Aaron Cohen (January 5, 1931 - February 25, 2010) was the Acting Deputy Administrator of NASA between 19 February 1992 and 1 November 1992 as well as the manager of the Space Shuttle Program from 1972.

==Education==
Cohen graduated from Thomas Jefferson High School in San Antonio, Texas. He received a Bachelor of Science degree from Texas A&M University in 1952, a Master of Science degree from Stevens Institute of Technology in 1958, and an honorary doctorate from Stevens in 1982.

==Career==
Cohen joined NASA in 1962 and served in key leadership roles critical to the success of the flights and lunar landings of the Apollo Program. From 1969 to 1972, Cohen was the manager for the Apollo Command and Service Modules.

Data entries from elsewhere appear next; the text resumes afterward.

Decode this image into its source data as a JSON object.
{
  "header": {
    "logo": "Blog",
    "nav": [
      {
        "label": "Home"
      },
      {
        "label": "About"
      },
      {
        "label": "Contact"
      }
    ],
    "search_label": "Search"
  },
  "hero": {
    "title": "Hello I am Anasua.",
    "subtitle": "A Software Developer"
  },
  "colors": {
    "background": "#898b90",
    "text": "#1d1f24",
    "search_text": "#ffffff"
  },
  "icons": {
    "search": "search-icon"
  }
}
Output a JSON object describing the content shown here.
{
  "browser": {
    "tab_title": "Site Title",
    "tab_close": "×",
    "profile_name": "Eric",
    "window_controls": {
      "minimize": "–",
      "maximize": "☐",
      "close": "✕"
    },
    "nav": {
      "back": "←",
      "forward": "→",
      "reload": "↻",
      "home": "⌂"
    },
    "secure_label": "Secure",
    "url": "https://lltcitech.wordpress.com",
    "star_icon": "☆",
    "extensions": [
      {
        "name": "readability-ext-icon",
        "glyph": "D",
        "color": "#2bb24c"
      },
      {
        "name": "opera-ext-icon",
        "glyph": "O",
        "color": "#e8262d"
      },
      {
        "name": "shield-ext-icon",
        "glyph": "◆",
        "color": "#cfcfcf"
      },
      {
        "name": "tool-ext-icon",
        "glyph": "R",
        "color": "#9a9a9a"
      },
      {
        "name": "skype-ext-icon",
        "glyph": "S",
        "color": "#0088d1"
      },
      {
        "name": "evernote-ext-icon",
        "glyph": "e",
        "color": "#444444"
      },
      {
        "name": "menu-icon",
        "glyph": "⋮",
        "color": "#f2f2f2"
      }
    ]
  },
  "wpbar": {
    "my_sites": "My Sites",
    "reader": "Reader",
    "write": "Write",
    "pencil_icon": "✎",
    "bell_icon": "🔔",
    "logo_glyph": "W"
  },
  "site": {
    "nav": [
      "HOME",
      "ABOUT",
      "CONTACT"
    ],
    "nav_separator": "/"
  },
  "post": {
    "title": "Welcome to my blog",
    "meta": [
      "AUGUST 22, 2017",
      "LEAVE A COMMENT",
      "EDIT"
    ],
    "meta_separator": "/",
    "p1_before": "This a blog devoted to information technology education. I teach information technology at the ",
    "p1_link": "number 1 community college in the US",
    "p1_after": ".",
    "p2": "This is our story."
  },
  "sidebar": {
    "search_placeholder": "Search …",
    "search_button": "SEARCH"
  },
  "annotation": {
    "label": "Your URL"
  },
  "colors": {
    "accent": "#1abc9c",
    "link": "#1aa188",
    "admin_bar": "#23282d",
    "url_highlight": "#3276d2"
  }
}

He oversaw the design, development, production and test flights of the Space Shuttles as manager of NASA's Space Shuttle Orbiter Project Office from 1972 to 1982. After serving as Director of Engineering at Johnson for several years, he was named director of the center in 1986, serving in that post until 1993. In 1984, he was awarded the ASME Medal.

After his retirement from NASA, Cohen taught mechanical engineering design at Texas A&M University. In 2000, he was appointed Professor Emeritus, and in 2010, he was awarded an honorary Doctor of Letters.